In the last decade, we have witnessed an explosion of research on new architectures, training methods, fine-tuning strategies, etc. for machine learning (ML). But we are now entering a new phase where all these new approaches are becoming a commodity. Platforms like HuggingFace do an outstanding job in making all the latest results accessible to everyone. And its exponential growth confirms it.

Therefore, using the latest ML architectures alone is not a competitive advantage anymore. Instead, companies need to turn their attention to the data used for training the ML models. Better data turns into better ML. As simple as this. And the only way to evaluate the quality of the data is to understand it. Both their underlying structure and their gathering and annotation process.

Data and data models are back in fashion thanks to the AI fever. But this also means that classical problems like data annotation, data mining, data fusion, data composition, etc., now in an ML context, must be revisited. For instance, ML often relies on big data sources that seem to be schemaless. But this is not really true. At most, we can say it is  “less-schema” than other data, and we may need to first infer the implicit schema behind that data to be able to interpret it. And we could discover more than one possible schema as data is not always a static artefact. It’s rather a partial, dynamic and temporal view of the data to facilitate manipulating the data at that specific instant.

I believe that the three-way relationship resulting from the interweaving of data, data models and AI reinforces each of them. Let’s see a relevant scenario as a representative of each combination:

  • Data + AI -> Models. We can use AI techniques to infer the data models representing the structure of the dataset and the behavioral models that could be used to Create/Read/Update/Delete instances of the dataset. This is the key idea behind our low-modeling approach at the core of BESSER.
  • Data + Models -> AI. Properly annotated data — including ethical aspects — can improve the quality of AI components trained on such data and prevent possible ethical biases. Or at least, making data users aware of the limitations of such dataset.
  • AI + Models -> Data. We can use AI techniques to synthesize new artificial data compliant with a certain model structure. This can be used to test the software models. But even more, to generate enough data to train ML models on domains (such as the health domain) where it’s difficult to collect real data.

These scenarios impose new requirements for the conceptual modeling field. In this new AI age, models are not a static element in the development process, but they become dynamic as they often need to change and evolve to remain aligned with the data (and the data drifts). They are also partial (as they may represent only parts of the data) and uncertain (as we may not be completely sure of how accurate they are, e.g. when they are automatically inferred).

But despite these challenges, conceptual models remain a key asset. A good example of this is the promotion of the common European data spaces to facilitate the data exchange among partners within a data domain.
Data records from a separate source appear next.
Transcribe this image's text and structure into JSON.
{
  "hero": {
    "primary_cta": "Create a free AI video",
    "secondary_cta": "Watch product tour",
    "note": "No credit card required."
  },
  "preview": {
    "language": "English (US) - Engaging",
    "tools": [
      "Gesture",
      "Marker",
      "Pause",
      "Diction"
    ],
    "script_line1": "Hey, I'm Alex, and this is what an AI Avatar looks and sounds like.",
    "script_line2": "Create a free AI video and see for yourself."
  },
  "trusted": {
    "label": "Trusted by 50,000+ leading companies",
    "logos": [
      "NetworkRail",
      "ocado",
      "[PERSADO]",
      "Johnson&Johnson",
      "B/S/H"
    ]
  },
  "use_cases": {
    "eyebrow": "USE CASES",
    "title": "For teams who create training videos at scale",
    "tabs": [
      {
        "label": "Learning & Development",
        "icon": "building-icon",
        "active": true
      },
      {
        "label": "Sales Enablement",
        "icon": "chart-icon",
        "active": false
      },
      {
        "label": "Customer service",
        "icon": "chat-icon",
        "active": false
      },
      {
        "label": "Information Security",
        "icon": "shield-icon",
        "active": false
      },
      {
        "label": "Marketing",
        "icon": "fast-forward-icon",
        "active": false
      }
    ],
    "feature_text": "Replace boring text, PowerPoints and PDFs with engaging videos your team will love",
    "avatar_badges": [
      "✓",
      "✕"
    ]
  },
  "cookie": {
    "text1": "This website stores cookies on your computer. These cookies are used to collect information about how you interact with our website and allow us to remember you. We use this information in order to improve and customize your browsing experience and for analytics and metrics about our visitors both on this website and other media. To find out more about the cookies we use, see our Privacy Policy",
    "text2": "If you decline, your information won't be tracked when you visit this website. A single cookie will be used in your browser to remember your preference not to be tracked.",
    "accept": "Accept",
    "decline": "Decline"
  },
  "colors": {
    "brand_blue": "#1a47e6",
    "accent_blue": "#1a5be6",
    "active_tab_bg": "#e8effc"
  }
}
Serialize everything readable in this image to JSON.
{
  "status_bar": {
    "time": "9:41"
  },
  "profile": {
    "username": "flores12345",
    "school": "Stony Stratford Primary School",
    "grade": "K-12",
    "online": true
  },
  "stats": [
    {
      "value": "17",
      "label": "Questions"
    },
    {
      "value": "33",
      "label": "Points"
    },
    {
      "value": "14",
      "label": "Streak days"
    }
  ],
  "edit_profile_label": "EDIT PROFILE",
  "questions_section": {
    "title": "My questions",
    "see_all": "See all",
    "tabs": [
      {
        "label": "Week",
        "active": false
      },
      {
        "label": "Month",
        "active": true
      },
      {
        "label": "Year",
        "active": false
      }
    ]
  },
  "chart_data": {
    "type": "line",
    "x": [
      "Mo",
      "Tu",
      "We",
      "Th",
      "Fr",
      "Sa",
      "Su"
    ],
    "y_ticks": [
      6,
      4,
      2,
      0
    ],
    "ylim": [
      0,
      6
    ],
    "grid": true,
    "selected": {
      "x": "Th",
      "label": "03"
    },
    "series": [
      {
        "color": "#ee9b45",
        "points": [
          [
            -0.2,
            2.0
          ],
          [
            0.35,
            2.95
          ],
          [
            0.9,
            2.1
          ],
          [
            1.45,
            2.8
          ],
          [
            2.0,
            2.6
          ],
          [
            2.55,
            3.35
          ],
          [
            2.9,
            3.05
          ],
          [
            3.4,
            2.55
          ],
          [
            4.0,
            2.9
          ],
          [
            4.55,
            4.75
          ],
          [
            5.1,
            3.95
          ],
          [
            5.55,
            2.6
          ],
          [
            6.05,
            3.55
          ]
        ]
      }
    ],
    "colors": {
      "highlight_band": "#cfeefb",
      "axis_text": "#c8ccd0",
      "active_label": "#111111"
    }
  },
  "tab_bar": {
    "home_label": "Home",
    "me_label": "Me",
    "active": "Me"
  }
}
This exchange requires the partners to agree on a unified conceptual data model to ensure interoperability. It’s not surprise that modeling languages such as the Entity Relationship language are experiencing a revival.

And let’s not forget, ML models are also models!

Everything is a model – Jean Bézivin (On the unification power of models)

This means that the conceptual modeling community has the chance to bring their expertise to the AI world, helping the AI community to improve the way they represent, transform, reuse and deploy ML artefacts. Looking forward to seeing how we can bring AI-based engineering to a whole new level thanks to our decades of expertise in conceptual modeling.

This reflection is part of the panel discussion AI-Driven Software Engineering – The Role of Conceptual Modeling we had at ICSOFT 2023. The panel was coordinated by Hans-Georg Fill and I had as co-panelists Wolfgang Maass and Marten Van Sinderen.